Il était le petit fils de Moses!
Ce fondateur du "judaïsme réformé" a obtenu des droits civiques pour sa communauté, dans la deuxième moitié du 18ème siècle, dans une Prusse où Frédéric II fait la pluie et le beau temps: cujus regio ejus religio a signifié plein de choses différentes depuis la Paix d'Augsbourg.
Felix Mendelssohn, le petit-fils, jouissait donc d'un statut bizarre dans ce monde luthérien du "business" (Geschäft, plutôt), mais aussi des arts, d'une forme de Aufklärung et néanmoins encore fort judaïque, même sorti des ghettos.
Sa cinquième symphonie (qui devrait occuper la deuxième place, chronologiquement) ne fait pas forcément partie des "vedettes" pour le public belge ou français. Mon anecdote personnelle le prouve.
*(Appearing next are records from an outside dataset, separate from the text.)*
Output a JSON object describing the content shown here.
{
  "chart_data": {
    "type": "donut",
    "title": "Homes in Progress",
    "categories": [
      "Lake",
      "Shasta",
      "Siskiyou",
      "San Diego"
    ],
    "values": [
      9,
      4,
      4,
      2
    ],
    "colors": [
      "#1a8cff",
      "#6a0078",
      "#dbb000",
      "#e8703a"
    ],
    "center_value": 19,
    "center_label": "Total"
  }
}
Quoique n'étant pas incollable, il m'arrive souvent de reconnaître les morceaux de musique qui passent "sur le poste", ou en tout cas de les situer. Ma mère, elle, est beaucoup plus érudite et collée en musicologie, en tout cas jusqu'à l'aube du 20ème siècle. Et pourtant, nous circulions en voiture quelque part entre le frontière luxembourgeoise et le Massif central et une musique "classique", mais pas totalement, qui était un peu beethovienne, mais aussi un peu du Haydn et quand même plus bombastique, nous avait plu.
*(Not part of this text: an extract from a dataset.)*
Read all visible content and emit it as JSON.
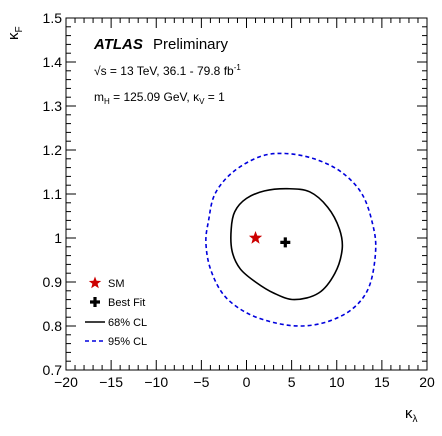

Bien sûr, ma mère aurait reconnu la symphonie "italienne" ou "écossaise" de Félix Mendelssohn, mais pas cette "Réforme". Nous n'avons même pas évoqué son nom. Cujus area ejus praejudicia en quelque sorte.
Berlioz (un contemporain) se moquait gentiment des musiques religieuses, surtout si elles n'étaient pas "à programme". Et, au moment de l'écriture de cette pièce au moins, Beethoven qui vient de mourir pèse encore de tout le poids de son génie sur les compositeurs en pleine création. Vienne et son classicisme (relatif) n'ont pas encore totalement cédé à la déliquescence des romantiques pur jus. Résultat: Simrock fut le premier éditeur de cette oeuvre ... en 1868; l'auteur est mort depuis 20 ans.
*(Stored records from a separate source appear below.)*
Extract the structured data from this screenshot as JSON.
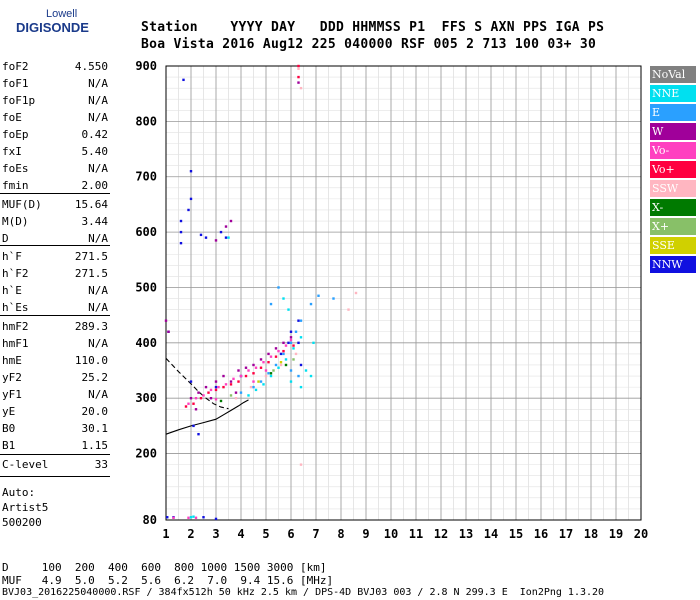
{
  "logo": {
    "line1": "Lowell",
    "line2": "DIGISONDE"
  },
  "header": {
    "row1": "Station    YYYY DAY   DDD HHMMSS P1  FFS S AXN PPS IGA PS",
    "row2": "Boa Vista 2016 Aug12 225 040000 RSF 005 2 713 100 03+ 30"
  },
  "params": [
    {
      "name": "foF2",
      "value": "4.550"
    },
    {
      "name": "foF1",
      "value": "N/A"
    },
    {
      "name": "foF1p",
      "value": "N/A"
    },
    {
      "name": "foE",
      "value": "N/A"
    },
    {
      "name": "foEp",
      "value": "0.42"
    },
    {
      "name": "fxI",
      "value": "5.40"
    },
    {
      "name": "foEs",
      "value": "N/A"
    },
    {
      "name": "fmin",
      "value": "2.00"
    },
    {
      "name": "MUF(D)",
      "value": "15.64"
    },
    {
      "name": "M(D)",
      "value": "3.44"
    },
    {
      "name": "D",
      "value": "N/A"
    },
    {
      "name": "h`F",
      "value": "271.5"
    },
    {
      "name": "h`F2",
      "value": "271.5"
    },
    {
      "name": "h`E",
      "value": "N/A"
    },
    {
      "name": "h`Es",
      "value": "N/A"
    },
    {
      "name": "hmF2",
      "value": "289.3"
    },
    {
      "name": "hmF1",
      "value": "N/A"
    },
    {
      "name": "hmE",
      "value": "110.0"
    },
    {
      "name": "yF2",
      "value": "25.2"
    },
    {
      "name": "yF1",
      "value": "N/A"
    },
    {
      "name": "yE",
      "value": "20.0"
    },
    {
      "name": "B0",
      "value": "30.1"
    },
    {
      "name": "B1",
      "value": "1.15"
    },
    {
      "name": "C-level",
      "value": "33"
    }
  ],
  "auto": {
    "line1": "Auto:",
    "line2": "Artist5",
    "line3": "500200"
  },
  "legend": [
    {
      "label": "NoVal",
      "color": "#808080",
      "text_color": "#ffffff"
    },
    {
      "label": "NNE",
      "color": "#00e0f0",
      "text_color": "#ffffff"
    },
    {
      "label": "E",
      "color": "#2aa0ff",
      "text_color": "#ffffff"
    },
    {
      "label": "W",
      "color": "#a0009a",
      "text_color": "#ffffff"
    },
    {
      "label": "Vo-",
      "color": "#ff40c0",
      "text_color": "#ffffff"
    },
    {
      "label": "Vo+",
      "color": "#ff0040",
      "text_color": "#ffffff"
    },
    {
      "label": "SSW",
      "color": "#ffb6c1",
      "text_color": "#ffffff"
    },
    {
      "label": "X-",
      "color": "#007a00",
      "text_color": "#ffffff"
    },
    {
      "label": "X+",
      "color": "#88c068",
      "text_color": "#ffffff"
    },
    {
      "label": "SSE",
      "color": "#d0d000",
      "text_color": "#ffffff"
    },
    {
      "label": "NNW",
      "color": "#1010e0",
      "text_color": "#ffffff"
    }
  ],
  "footer": {
    "line1": "D     100  200  400  600  800 1000 1500 3000 [km]",
    "line2": "MUF   4.9  5.0  5.2  5.6  6.2  7.0  9.4 15.6 [MHz]",
    "line3": "BVJ03_2016225040000.RSF / 384fx512h 50 kHz 2.5 km / DPS-4D BVJ03 003 / 2.8 N 299.3 E  Ion2Png 1.3.20"
  },
  "chart_data": {
    "type": "scatter",
    "title": "",
    "xlabel": "",
    "ylabel": "",
    "xlim": [
      1,
      20
    ],
    "ylim": [
      80,
      900
    ],
    "x_ticks": [
      1,
      2,
      3,
      4,
      5,
      6,
      7,
      8,
      9,
      10,
      11,
      12,
      13,
      14,
      15,
      16,
      17,
      18,
      19,
      20
    ],
    "y_ticks": [
      80,
      200,
      300,
      400,
      500,
      600,
      700,
      800,
      900
    ],
    "grid": true,
    "grid_minor_x": 0.5,
    "grid_minor_y": 20,
    "series": [
      {
        "name": "NNW",
        "color": "#1010e0",
        "points": [
          [
            1.7,
            875
          ],
          [
            2.0,
            710
          ],
          [
            2.0,
            660
          ],
          [
            1.9,
            640
          ],
          [
            1.6,
            620
          ],
          [
            1.6,
            600
          ],
          [
            1.6,
            580
          ],
          [
            2.4,
            595
          ],
          [
            2.6,
            590
          ],
          [
            3.2,
            600
          ],
          [
            3.4,
            590
          ],
          [
            2.1,
            250
          ],
          [
            2.3,
            235
          ],
          [
            2.0,
            330
          ],
          [
            3.0,
            320
          ],
          [
            4.0,
            340
          ],
          [
            5.6,
            380
          ],
          [
            5.9,
            400
          ],
          [
            6.0,
            420
          ],
          [
            6.3,
            440
          ],
          [
            6.3,
            400
          ],
          [
            6.4,
            360
          ],
          [
            1.1,
            420
          ],
          [
            1.05,
            85
          ],
          [
            1.3,
            85
          ],
          [
            2.5,
            85
          ],
          [
            3.0,
            82
          ]
        ]
      },
      {
        "name": "W",
        "color": "#a0009a",
        "points": [
          [
            1.0,
            440
          ],
          [
            1.1,
            420
          ],
          [
            2.0,
            300
          ],
          [
            2.3,
            310
          ],
          [
            2.6,
            320
          ],
          [
            3.0,
            330
          ],
          [
            3.3,
            340
          ],
          [
            3.6,
            330
          ],
          [
            3.9,
            350
          ],
          [
            4.2,
            355
          ],
          [
            4.5,
            360
          ],
          [
            4.8,
            370
          ],
          [
            5.1,
            380
          ],
          [
            5.4,
            390
          ],
          [
            5.7,
            400
          ],
          [
            6.0,
            410
          ],
          [
            3.4,
            610
          ],
          [
            3.6,
            620
          ],
          [
            3.0,
            585
          ],
          [
            6.3,
            870
          ],
          [
            2.2,
            280
          ],
          [
            2.8,
            300
          ],
          [
            3.8,
            310
          ]
        ]
      },
      {
        "name": "Vo-",
        "color": "#ff40c0",
        "points": [
          [
            1.9,
            290
          ],
          [
            2.2,
            300
          ],
          [
            2.5,
            305
          ],
          [
            2.8,
            315
          ],
          [
            3.1,
            320
          ],
          [
            3.4,
            325
          ],
          [
            3.7,
            335
          ],
          [
            4.0,
            340
          ],
          [
            4.3,
            350
          ],
          [
            4.6,
            355
          ],
          [
            4.9,
            365
          ],
          [
            5.2,
            375
          ],
          [
            5.5,
            385
          ],
          [
            5.8,
            395
          ],
          [
            6.0,
            405
          ],
          [
            3.0,
            298
          ],
          [
            4.5,
            330
          ],
          [
            5.0,
            350
          ],
          [
            1.3,
            84
          ],
          [
            1.9,
            84
          ],
          [
            2.2,
            84
          ]
        ]
      },
      {
        "name": "Vo+",
        "color": "#ff0040",
        "points": [
          [
            1.8,
            285
          ],
          [
            2.1,
            290
          ],
          [
            2.4,
            300
          ],
          [
            2.7,
            310
          ],
          [
            3.0,
            315
          ],
          [
            3.3,
            320
          ],
          [
            3.6,
            325
          ],
          [
            3.9,
            330
          ],
          [
            4.2,
            340
          ],
          [
            4.5,
            345
          ],
          [
            4.8,
            355
          ],
          [
            5.1,
            365
          ],
          [
            5.4,
            375
          ],
          [
            5.7,
            385
          ],
          [
            6.1,
            395
          ],
          [
            6.3,
            880
          ],
          [
            6.3,
            900
          ]
        ]
      },
      {
        "name": "E",
        "color": "#2aa0ff",
        "points": [
          [
            4.0,
            310
          ],
          [
            4.5,
            320
          ],
          [
            4.8,
            330
          ],
          [
            5.1,
            345
          ],
          [
            5.4,
            360
          ],
          [
            5.7,
            380
          ],
          [
            6.0,
            400
          ],
          [
            6.2,
            420
          ],
          [
            6.4,
            440
          ],
          [
            6.8,
            470
          ],
          [
            7.1,
            485
          ],
          [
            7.7,
            480
          ],
          [
            5.2,
            470
          ],
          [
            5.5,
            500
          ],
          [
            6.0,
            350
          ],
          [
            6.3,
            340
          ]
        ]
      },
      {
        "name": "NNE",
        "color": "#00e0f0",
        "points": [
          [
            4.3,
            305
          ],
          [
            4.6,
            315
          ],
          [
            4.9,
            325
          ],
          [
            5.2,
            340
          ],
          [
            5.5,
            355
          ],
          [
            5.8,
            370
          ],
          [
            6.1,
            390
          ],
          [
            6.4,
            410
          ],
          [
            6.6,
            350
          ],
          [
            6.8,
            340
          ],
          [
            6.4,
            320
          ],
          [
            6.0,
            330
          ],
          [
            5.7,
            480
          ],
          [
            5.9,
            460
          ],
          [
            2.0,
            85
          ],
          [
            2.1,
            86
          ],
          [
            3.5,
            590
          ],
          [
            6.9,
            400
          ]
        ]
      },
      {
        "name": "SSW",
        "color": "#ffb6c1",
        "points": [
          [
            3.8,
            300
          ],
          [
            4.4,
            320
          ],
          [
            5.0,
            340
          ],
          [
            5.6,
            360
          ],
          [
            6.2,
            380
          ],
          [
            6.3,
            895
          ],
          [
            6.4,
            860
          ],
          [
            8.6,
            490
          ],
          [
            8.3,
            460
          ],
          [
            6.4,
            180
          ]
        ]
      },
      {
        "name": "X-",
        "color": "#007a00",
        "points": [
          [
            3.2,
            295
          ],
          [
            5.2,
            345
          ],
          [
            5.8,
            360
          ]
        ]
      },
      {
        "name": "X+",
        "color": "#88c068",
        "points": [
          [
            3.6,
            305
          ],
          [
            5.3,
            350
          ],
          [
            6.1,
            370
          ]
        ]
      },
      {
        "name": "SSE",
        "color": "#d0d000",
        "points": [
          [
            4.7,
            330
          ],
          [
            5.6,
            365
          ]
        ]
      }
    ],
    "fit_curves": [
      {
        "color": "#000000",
        "dash": false,
        "points": [
          [
            1,
            235
          ],
          [
            1.5,
            243
          ],
          [
            2,
            250
          ],
          [
            2.5,
            256
          ],
          [
            3,
            262
          ],
          [
            3.3,
            270
          ],
          [
            3.6,
            278
          ],
          [
            3.9,
            286
          ],
          [
            4.1,
            292
          ],
          [
            4.3,
            297
          ]
        ]
      },
      {
        "color": "#000000",
        "dash": true,
        "points": [
          [
            1,
            372
          ],
          [
            1.5,
            348
          ],
          [
            2,
            326
          ],
          [
            2.3,
            312
          ],
          [
            2.6,
            300
          ],
          [
            2.9,
            290
          ],
          [
            3.2,
            284
          ],
          [
            3.5,
            281
          ]
        ]
      }
    ]
  }
}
Ensuite, les différents antisémitismes dans les pays européens de culture font leur travail de sape. Dans l'Allemagne nazie, il est interdit de le jouer.
Cet homme, une coqueluche à sa propre époque, ami des plus grands (décrié, et jalousé sans doute, par Wagner toutefois), me semble effectuer un retour en grâce. Il conserve le côté rassurant des compositeurs classiques, fait preuve de la spontanéité et des "sautes d'humeur" des romantiques et annonce peut-être même "l'âme russe" qui va suivre.
Je vous le dis (en vérité, haha): tout est caché dans l'ADN.